Recently, at The Bilingual Zoo forum, I responded to a parent’s concerns about their bilingual journey by offering the metaphor that I’ll share today. A blog post on this theme feels like a good way to begin a new year that will hopefully be very fruitful for your bilingual or multilingual aim with your kids.
“Thinking things over” vs. “overthinking things”
The wording between these two is nearly the same, but the mindset they represent is vastly different. In fact, this difference could well be the fork in the road between success and failure.
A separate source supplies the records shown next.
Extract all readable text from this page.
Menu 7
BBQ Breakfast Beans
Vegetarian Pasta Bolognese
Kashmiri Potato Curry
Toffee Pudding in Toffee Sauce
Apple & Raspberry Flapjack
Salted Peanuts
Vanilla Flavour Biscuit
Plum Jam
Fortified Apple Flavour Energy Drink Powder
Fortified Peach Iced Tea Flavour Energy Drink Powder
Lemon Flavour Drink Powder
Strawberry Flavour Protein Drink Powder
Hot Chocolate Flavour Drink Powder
“Thinking things over” means reflecting on your aim and your circumstances in order to mindfully make the most effective choices possible for generating progress on your bilingual journey over time. (And these choices, like how the two or more languages are used within the family, can change as your aim and/or circumstances evolve.) Your choices then translate into your efforts, which you pursue proactively from day to day in order to make progress toward the fulfillment of your aim.
“Overthinking things,” on the other hand, means continually second-guessing the choices that you’re already made, before you’ve even given them much time and effort to work, as well as projecting further concerns into the future. This mindset generates a stream of doubts and worries that undermines the parent’s efforts and joy, and may eventually lead to deep discouragement and the decision to abandon the original aim entirely.
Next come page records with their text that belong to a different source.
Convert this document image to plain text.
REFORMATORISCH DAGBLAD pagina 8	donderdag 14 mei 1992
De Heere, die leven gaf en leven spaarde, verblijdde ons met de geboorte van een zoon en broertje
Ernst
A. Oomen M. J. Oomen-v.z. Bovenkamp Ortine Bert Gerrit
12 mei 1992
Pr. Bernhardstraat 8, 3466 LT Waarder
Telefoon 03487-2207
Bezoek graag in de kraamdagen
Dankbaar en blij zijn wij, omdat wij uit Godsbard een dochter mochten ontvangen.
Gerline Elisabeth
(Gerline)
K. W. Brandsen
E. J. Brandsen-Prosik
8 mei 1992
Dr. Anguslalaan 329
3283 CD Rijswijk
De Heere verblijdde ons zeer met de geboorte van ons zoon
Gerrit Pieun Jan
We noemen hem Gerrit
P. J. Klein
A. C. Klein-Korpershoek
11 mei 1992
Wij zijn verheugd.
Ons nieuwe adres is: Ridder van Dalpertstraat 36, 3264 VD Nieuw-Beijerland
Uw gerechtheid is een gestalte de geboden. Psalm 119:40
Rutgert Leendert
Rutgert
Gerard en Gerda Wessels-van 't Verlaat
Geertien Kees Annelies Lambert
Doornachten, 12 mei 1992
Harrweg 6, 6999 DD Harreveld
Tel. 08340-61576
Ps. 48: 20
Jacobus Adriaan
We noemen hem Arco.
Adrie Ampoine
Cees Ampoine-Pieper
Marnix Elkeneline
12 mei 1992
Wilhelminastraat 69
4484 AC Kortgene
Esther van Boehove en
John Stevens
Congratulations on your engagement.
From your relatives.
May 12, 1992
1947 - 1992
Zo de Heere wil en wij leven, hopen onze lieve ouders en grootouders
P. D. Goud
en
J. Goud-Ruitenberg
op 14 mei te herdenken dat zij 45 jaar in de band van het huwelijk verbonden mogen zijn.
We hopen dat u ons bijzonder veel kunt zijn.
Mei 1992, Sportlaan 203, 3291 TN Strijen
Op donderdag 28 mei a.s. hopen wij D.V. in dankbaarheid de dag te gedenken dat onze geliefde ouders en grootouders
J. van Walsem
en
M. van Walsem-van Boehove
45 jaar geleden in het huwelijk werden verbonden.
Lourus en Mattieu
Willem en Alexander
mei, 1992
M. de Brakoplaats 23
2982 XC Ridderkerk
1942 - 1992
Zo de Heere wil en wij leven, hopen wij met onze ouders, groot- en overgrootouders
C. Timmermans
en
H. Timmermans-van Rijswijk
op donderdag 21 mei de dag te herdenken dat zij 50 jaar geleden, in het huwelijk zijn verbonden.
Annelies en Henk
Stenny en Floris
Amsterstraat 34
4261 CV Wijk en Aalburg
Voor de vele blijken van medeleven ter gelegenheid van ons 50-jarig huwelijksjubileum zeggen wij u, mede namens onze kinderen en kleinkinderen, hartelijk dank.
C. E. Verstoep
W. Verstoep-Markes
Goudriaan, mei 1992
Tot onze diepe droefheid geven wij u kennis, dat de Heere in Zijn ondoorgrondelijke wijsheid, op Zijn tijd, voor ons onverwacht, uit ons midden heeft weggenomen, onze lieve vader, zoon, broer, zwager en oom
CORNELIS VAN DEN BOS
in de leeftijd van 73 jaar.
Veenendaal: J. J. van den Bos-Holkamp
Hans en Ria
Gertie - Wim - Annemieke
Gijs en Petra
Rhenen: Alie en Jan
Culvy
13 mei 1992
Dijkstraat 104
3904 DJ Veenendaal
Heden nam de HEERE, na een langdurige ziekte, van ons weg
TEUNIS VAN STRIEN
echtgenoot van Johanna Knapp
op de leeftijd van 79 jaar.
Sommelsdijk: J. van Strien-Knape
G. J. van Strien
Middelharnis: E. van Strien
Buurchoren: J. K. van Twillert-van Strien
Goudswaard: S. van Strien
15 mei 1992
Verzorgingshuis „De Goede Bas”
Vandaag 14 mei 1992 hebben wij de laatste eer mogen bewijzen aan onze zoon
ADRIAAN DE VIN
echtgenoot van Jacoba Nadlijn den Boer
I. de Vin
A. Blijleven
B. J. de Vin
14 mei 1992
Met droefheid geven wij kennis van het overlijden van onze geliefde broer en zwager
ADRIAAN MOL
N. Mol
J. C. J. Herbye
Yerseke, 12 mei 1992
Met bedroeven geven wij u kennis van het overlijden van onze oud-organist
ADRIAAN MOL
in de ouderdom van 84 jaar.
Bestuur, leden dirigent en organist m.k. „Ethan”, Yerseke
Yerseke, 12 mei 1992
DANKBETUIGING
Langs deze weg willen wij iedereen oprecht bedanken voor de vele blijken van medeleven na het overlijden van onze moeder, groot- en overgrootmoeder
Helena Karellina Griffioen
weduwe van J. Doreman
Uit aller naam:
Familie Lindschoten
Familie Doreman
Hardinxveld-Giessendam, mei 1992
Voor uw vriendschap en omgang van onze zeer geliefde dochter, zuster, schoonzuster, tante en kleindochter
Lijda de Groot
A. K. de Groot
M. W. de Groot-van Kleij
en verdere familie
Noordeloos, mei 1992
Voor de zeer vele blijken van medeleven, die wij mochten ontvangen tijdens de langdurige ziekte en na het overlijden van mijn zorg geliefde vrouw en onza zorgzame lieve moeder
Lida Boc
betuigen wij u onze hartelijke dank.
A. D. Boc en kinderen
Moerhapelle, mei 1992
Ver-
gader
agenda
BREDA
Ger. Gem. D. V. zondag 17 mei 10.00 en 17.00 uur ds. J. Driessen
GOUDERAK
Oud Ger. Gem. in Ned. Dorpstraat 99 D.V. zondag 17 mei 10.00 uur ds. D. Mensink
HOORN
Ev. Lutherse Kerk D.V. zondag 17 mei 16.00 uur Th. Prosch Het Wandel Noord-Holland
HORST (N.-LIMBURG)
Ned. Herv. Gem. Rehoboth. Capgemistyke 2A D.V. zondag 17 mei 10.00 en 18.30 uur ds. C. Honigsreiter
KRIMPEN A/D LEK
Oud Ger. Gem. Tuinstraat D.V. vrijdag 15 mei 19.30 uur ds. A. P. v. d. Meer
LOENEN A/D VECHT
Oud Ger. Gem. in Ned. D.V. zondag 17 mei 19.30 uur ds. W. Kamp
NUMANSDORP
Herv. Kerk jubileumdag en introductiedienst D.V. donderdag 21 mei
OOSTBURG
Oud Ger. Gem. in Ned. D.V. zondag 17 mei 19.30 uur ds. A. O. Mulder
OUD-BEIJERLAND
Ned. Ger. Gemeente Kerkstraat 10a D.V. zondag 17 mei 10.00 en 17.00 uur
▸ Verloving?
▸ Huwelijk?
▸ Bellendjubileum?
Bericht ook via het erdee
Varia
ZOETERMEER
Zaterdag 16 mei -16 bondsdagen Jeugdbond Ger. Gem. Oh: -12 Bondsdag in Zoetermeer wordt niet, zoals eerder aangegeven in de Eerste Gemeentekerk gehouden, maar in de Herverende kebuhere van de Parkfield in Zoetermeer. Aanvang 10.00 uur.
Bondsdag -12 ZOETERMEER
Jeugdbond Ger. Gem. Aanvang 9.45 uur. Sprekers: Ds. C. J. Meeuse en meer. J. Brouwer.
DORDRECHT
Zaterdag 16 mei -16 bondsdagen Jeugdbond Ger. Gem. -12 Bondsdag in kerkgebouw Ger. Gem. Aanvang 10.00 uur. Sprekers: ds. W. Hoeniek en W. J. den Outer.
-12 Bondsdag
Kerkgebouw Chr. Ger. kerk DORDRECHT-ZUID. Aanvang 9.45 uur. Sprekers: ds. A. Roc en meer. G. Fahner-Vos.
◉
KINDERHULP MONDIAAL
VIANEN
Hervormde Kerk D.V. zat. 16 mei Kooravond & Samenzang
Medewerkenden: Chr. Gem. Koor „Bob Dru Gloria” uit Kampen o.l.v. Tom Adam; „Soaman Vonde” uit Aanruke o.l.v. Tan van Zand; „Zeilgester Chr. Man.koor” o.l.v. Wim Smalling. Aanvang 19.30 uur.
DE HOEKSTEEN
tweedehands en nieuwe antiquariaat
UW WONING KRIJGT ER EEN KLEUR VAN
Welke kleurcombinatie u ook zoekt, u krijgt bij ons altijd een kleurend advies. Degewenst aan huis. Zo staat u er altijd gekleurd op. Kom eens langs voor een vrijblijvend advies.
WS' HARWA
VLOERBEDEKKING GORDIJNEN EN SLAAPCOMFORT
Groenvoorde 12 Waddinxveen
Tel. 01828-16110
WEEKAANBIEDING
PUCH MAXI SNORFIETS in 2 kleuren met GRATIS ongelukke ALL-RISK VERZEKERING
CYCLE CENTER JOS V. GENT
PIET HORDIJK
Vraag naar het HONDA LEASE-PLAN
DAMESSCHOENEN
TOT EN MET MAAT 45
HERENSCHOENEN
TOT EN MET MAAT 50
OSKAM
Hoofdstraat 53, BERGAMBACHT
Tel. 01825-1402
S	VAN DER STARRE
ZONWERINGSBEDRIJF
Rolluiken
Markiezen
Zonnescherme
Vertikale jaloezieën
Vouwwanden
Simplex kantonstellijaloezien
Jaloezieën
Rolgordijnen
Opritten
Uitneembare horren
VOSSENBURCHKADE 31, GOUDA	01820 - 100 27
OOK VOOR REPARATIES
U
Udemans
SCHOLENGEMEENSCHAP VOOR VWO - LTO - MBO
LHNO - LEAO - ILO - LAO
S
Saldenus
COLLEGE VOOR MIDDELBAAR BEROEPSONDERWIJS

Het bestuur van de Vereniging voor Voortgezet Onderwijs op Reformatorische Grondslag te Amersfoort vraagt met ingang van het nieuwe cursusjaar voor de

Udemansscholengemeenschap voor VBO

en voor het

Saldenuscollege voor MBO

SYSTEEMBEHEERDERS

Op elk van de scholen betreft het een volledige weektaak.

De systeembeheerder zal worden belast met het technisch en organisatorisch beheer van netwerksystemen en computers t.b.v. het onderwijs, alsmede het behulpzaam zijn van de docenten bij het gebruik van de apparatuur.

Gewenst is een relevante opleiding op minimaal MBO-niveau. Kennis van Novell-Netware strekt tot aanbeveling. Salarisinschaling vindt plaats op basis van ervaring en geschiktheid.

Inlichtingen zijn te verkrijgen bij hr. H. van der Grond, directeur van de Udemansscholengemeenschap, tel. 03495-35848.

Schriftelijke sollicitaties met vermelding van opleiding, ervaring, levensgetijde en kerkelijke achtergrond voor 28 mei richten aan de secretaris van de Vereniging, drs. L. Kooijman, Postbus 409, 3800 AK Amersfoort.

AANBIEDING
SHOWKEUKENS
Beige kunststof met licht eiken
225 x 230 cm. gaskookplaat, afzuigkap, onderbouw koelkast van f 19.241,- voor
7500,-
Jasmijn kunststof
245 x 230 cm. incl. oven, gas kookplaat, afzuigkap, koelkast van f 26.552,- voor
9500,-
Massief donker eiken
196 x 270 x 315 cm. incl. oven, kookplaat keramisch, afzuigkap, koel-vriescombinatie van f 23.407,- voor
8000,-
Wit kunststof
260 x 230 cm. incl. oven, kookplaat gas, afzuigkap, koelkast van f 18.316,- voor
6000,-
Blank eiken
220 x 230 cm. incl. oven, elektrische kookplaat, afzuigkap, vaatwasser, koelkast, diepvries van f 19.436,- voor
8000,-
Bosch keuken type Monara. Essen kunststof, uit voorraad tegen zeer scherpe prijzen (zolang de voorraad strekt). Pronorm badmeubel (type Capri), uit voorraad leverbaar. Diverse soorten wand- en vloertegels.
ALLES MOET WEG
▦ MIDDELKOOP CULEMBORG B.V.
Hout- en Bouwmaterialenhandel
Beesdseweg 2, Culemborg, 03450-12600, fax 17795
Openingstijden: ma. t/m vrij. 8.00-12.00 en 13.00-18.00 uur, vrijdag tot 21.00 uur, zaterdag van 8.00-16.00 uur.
It’s important to underscore the point that “failure” at raising a bilingual child is really only possible when the aim itself is abandoned. As long as the journey continues, even if more modestly than originally intended, progress can always be made. Imagine making ongoing efforts to nurture a second language in your child, from the early years until their teens, and yet experiencing no progress at all during this time. The reason this sounds absurd is because it isn’t possible!
As I advised the parent at The Bilingual Zoo, if she simply pursues her original choices—which I believe would be effective—and maintains them over the months and years ahead, her child, as well as both non-native parents, would no doubt become progressively capable and comfortable in their target language. And whenever any actual concerns arose, she could address them in stride, at that particular time. Because here’s the thing: You don’t have to figure out everything in advance when you want to raise a bilingual child. You just need to make the most effective choices you can, at any given time, then pursue them with a full heart and a playful, unflagging spirit.
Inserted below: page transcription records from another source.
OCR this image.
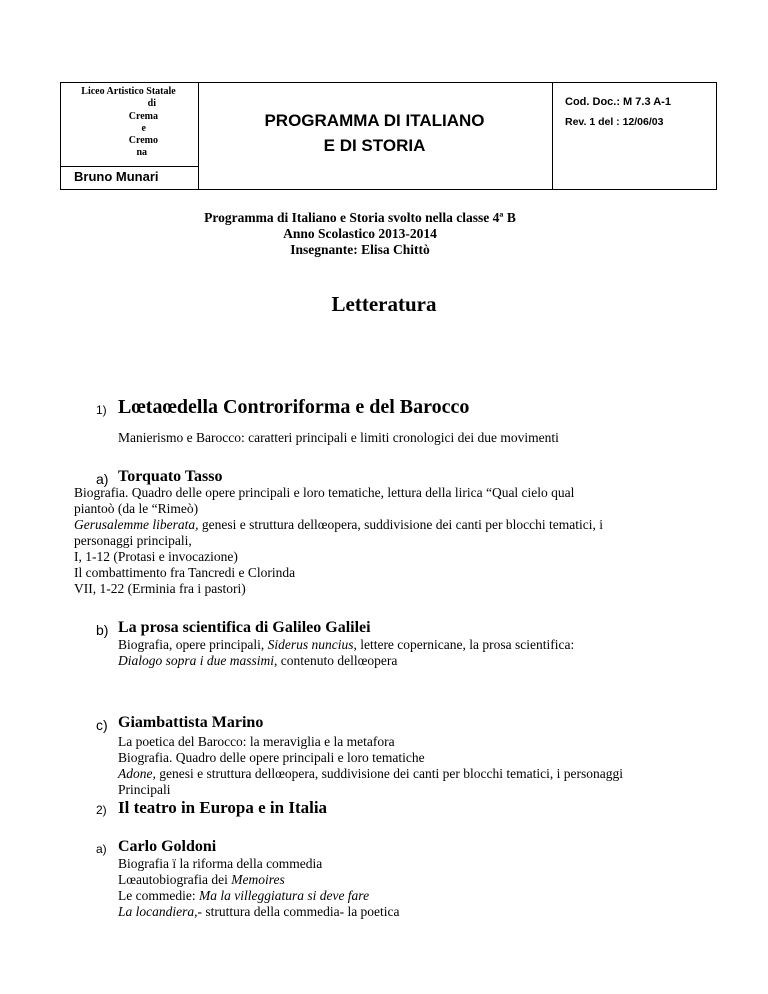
Liceo Artistico Statale
di
Crema
e
Cremo
na
Bruno Munari
PROGRAMMA DI ITALIANO
E DI STORIA
Cod. Doc.: M 7.3 A-1
Rev. 1 del : 12/06/03
Programma di Italiano e Storia svolto nella classe 4ª B
Anno Scolastico 2013-2014
Insegnante: Elisa Chittò
Letteratura
1) Lœtaœdella Controriforma e del Barocco
Manierismo e Barocco: caratteri principali e limiti cronologici dei due movimenti
a) Torquato Tasso
Biografia. Quadro delle opere principali e loro tematiche, lettura della lirica “Qual cielo qual
piantoò (da le “Rimeò)
Gerusalemme liberata, genesi e struttura dellœopera, suddivisione dei canti per blocchi tematici, i
personaggi principali,
I, 1-12 (Protasi e invocazione)
Il combattimento fra Tancredi e Clorinda
VII, 1-22 (Erminia fra i pastori)
b) La prosa scientifica di Galileo Galilei
Biografia, opere principali, Siderus nuncius, lettere copernicane, la prosa scientifica:
Dialogo sopra i due massimi, contenuto dellœopera
c) Giambattista Marino
La poetica del Barocco: la meraviglia e la metafora
Biografia. Quadro delle opere principali e loro tematiche
Adone, genesi e struttura dellœopera, suddivisione dei canti per blocchi tematici, i personaggi
Principali
2) Il teatro in Europa e in Italia
a) Carlo Goldoni
Biografia ï la riforma della commedia
Lœautobiografia dei Memoires
Le commedie: Ma la villeggiatura si deve fare
La locandiera,- struttura della commedia- la poetica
Like driving a car at night
In this way, it’s like driving a car at night: You can’t see very far in front of your headlights, but that’s okay. If you just keep driving, you can gradually go a long, long way on your journey, right? And if you suddenly spot a deer up ahead, dashing across the road, you can slow down or swerve around it. Or if you happen to take a wrong turn at some point, and feel hopelessly lost, you can still figure out how to get back on the right road again. In other words, you proactively deal with any difficulties as they come.
You wouldn’t just sit in your car and cry, would you, if you got lost? (At least not all night!) And you wouldn’t abandon your whole journey, before it had barely begun, because you’re worried that you might eventually crash into a deer, right?
No, you keep driving, you keep going, because it’s important to you to make progress and ultimately reach the destination that you seek.
But if not, if you do let the doubts and difficulties derail your efforts, prompting you to turn back and abandon your journey, well, then perhaps the aim wasn’t really important enough to you in the first place. There’s nothing “wrong” with that, but if your bilingual or multilingual aim for your kids is important to you—truly important to you—then you drive on through the darkness, no matter what.